Gokul Lal Asava was an Indian politician, independence activist, and professor of Philosophy. A member of the Indian National Congress, he briefly served as the first prime minister of the United State of Rajasthan (Note: The title prime minister was historically used for the heads of government of several princely states and newly formed state unions during the political integration of India before the office of chief minister became the standard designation under the constitution of India.) in 1948.

== Early life and education ==
Asava was born on 2 October 1901 in Deoli, Rajasthan, British India. He received his early education in Shahpura, Bhilwara and Ajmer. He later attended Banaras Hindu University, where he obtained Bachelor of Arts and Master of Arts degrees. Before entering politics, he worked as a professor of philosophy at D.A.V. High School and later taught at Heyward College in Kota collectively from 1928 to 1929.

== Career ==
Asava participated in political movements in princely Rajasthan states during the Indian independence movement. He was associated with prajamandal movement advocating representative government in princely states. During the 1930s and 1940s, he was imprisoned on multiple occasions for role in the Salt March. He was also appointed as the president of the provincial Congress and a member of the All India Congress Committee (A.I.C.C.).

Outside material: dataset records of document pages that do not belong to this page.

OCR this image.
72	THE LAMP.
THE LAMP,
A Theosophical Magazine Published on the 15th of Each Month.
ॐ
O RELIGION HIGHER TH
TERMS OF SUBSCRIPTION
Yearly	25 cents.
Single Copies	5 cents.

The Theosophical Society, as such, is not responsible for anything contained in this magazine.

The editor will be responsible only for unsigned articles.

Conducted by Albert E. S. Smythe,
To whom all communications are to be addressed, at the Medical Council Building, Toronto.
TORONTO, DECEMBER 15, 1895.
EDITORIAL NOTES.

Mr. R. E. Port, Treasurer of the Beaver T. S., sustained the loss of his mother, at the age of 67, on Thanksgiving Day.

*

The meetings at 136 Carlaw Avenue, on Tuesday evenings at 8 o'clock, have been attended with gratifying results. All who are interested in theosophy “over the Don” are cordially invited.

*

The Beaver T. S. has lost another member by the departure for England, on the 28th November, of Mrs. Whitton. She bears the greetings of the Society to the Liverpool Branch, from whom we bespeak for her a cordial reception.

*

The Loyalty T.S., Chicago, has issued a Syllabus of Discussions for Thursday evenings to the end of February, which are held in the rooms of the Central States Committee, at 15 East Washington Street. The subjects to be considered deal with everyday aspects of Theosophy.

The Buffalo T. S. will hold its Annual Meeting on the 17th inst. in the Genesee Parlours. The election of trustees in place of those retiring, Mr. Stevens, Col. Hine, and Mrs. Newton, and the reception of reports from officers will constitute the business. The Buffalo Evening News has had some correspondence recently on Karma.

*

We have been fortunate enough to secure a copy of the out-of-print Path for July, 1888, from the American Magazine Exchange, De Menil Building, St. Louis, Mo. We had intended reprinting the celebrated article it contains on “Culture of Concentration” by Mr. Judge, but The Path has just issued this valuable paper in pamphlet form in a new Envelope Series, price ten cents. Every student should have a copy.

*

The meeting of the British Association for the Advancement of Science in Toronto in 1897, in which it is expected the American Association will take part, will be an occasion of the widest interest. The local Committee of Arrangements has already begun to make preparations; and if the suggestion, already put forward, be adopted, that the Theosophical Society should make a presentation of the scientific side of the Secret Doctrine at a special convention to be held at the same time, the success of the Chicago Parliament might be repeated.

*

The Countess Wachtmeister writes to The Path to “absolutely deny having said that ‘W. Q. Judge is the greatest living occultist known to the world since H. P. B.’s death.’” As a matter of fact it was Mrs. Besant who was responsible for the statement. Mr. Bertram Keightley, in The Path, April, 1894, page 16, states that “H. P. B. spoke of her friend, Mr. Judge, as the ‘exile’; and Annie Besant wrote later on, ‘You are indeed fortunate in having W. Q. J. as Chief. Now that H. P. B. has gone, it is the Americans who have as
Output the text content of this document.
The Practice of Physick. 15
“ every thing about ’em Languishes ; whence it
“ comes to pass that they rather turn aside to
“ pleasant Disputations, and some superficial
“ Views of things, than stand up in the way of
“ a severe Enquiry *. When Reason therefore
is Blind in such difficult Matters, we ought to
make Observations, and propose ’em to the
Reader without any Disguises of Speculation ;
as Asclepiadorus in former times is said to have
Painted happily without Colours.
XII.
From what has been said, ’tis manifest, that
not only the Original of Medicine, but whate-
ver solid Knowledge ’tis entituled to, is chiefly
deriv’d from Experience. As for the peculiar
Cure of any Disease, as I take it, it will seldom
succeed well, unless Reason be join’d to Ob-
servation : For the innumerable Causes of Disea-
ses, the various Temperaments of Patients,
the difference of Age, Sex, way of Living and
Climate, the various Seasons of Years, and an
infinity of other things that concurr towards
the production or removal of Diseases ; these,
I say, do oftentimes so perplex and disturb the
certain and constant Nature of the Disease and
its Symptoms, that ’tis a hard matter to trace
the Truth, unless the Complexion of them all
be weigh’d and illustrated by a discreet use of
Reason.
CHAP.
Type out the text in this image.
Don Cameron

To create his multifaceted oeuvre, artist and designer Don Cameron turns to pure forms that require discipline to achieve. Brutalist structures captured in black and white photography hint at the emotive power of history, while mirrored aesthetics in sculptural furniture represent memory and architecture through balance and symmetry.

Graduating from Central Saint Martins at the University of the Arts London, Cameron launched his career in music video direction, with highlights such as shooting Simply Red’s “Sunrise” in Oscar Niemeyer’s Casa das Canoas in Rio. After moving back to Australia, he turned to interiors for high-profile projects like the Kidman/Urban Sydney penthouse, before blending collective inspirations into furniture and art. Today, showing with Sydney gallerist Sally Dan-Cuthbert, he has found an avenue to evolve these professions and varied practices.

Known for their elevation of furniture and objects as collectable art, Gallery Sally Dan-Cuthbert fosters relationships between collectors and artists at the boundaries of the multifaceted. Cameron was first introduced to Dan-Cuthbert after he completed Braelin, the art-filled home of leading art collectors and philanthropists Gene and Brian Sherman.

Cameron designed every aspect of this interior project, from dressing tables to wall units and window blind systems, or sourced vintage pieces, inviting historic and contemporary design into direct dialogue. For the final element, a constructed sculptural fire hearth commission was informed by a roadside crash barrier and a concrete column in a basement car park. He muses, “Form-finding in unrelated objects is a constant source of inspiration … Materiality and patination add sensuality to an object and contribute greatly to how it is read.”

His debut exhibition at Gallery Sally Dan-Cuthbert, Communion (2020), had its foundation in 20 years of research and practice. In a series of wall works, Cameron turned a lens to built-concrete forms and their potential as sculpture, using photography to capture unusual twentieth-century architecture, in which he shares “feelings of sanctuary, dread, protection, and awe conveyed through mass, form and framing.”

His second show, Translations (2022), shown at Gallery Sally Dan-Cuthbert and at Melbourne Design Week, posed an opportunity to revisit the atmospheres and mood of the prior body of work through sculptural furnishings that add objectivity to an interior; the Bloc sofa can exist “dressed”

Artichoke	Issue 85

Following independence of India and the reorganization of princely states, Asava became the first prime minister of the Rajasthan Union on 25 March 1948 unit Jawaharlal Nehru, the 1st prime minister of India merged the United Rajasthan into a state on 18 April 1948. The union included several princely states in southeastern Rajasthan. After the formation of the state of Rajasthan in April 1948, he served as deputy prime minister under Manikya Lal Verma to 1949.

After the early 1950s, Asava gradually distanced from active politics. He died on 20 November 1981 in Jaipur, Rajasthan.

== Personal life ==
Asava was married to Kamaladevi. His death date is not widely documented.